Lettres
Taggeur, slameur, bonheur...
Le garçon avait été invité par la veuve d'un artiste peintre du village pour égayer un mur de sa maison qu'elle trouvait trop triste. C'était un taggeur. En même temps, elle avait organisé une exposition de photos de tags, grâce à un photographe qui avait su immortaliser pendant de longues années les œuvres éphémères qui couvraient parfois les murs de nos villes.
Comme j'écoutais parler le garçon avec grande attention, il se mit à me débiter un poème, sans la moindre hésitation, avec un talent époustouflant... Je continuai alors à m'intéresser, à le questionner sur lui-même, sa façon de vivre, son art... C'était un véritable artiste... sans la moindre ambition cependant !
Je revins le lendemain voir l'avancement de son œuvre sur le mur de la maison de la vieille dame. Heureux de mon intérêt, il m'offrit alors un recueil des poèmes qu’il récitait, écrits par de "simples amateurs de mots, rappeurs convaincus, poétesses et poètes amateurs ou patentés..."

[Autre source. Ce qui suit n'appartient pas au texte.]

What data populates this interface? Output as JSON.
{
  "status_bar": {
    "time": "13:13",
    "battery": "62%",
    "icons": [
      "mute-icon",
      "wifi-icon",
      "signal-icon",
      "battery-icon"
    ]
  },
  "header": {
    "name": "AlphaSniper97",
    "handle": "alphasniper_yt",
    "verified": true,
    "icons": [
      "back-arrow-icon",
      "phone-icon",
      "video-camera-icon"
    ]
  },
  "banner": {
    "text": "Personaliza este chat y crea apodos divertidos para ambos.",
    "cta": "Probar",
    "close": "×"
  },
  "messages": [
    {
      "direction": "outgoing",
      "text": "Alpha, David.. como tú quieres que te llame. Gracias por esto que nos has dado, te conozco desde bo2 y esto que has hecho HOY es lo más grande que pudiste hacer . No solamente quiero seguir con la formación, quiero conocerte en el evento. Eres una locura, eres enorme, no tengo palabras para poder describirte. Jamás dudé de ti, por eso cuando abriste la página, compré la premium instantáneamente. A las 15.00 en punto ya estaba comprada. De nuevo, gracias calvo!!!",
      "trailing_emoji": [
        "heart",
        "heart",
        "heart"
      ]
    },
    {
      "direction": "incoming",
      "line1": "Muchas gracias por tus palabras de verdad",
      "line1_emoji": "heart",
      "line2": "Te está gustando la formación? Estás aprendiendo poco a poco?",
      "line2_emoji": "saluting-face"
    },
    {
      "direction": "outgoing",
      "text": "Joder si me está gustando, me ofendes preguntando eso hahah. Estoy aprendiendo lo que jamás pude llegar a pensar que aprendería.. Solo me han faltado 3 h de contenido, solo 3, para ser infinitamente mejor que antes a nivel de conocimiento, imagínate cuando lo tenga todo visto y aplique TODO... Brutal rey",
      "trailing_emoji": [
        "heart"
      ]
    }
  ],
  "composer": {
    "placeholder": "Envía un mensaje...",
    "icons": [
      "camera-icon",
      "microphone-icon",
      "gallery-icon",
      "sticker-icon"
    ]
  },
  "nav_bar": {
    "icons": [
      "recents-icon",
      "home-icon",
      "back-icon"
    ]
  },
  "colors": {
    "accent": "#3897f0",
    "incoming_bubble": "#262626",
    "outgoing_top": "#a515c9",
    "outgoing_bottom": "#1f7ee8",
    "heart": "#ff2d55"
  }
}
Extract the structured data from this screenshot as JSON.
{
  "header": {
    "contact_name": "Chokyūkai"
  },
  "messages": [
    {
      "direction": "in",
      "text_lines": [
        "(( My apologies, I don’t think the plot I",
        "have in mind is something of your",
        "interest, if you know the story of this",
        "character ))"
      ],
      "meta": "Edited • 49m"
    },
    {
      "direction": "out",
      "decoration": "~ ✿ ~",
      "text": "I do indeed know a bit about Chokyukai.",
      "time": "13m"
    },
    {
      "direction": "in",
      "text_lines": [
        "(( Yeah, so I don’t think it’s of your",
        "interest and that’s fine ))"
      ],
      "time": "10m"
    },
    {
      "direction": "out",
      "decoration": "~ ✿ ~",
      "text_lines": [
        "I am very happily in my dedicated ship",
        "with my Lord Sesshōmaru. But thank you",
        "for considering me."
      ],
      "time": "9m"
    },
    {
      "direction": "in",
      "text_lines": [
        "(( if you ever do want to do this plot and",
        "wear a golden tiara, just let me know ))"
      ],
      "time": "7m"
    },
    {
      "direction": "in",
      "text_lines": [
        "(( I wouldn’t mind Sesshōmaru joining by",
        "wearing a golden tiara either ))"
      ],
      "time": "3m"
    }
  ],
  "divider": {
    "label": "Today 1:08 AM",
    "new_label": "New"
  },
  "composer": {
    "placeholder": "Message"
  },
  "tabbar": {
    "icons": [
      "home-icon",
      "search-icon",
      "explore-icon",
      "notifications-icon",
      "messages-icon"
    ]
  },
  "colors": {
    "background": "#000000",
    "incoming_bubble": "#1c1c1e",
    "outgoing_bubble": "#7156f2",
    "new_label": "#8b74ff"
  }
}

Ce recueil s'appelle LO BOLEGASON. J'en éditerai ici, de temps en temps, quelques-uns des textes. Voici le premier :
TU REFERAS PAS LE MONDE
Tu referas pas le monde,
Faut être à la table ronde,
Parler la langue des riches,
Connaître les règles de la triche,
Y'a pas ton nom sur l'affiche.
Tu referas pas le monde,
Pas en paroles, ni en quelques secondes,
Tu changeras pas nos attitudes,
Chacun défend ses habitudes,
Y a qu'un seul nord pour un seul sud.
Tu referas pas le monde
T'as pas peint la Joconde,
Y aura personne pour t'écouter.
D'abord qui t'es pour critiquer ?
Tu passes même pas à la télé !
Tu referas pas le monde,
Que le tonnerre tombe
Que la foudre fonde
Que la glace gronde
C'est pas la fin du monde.
(c)
Marylène ETOGA
Comme tout cela est vrai ! J’en ai fait l’heureuse ( ?) ou la triste expérience pendant sept années d’alphabétisation bénévoles.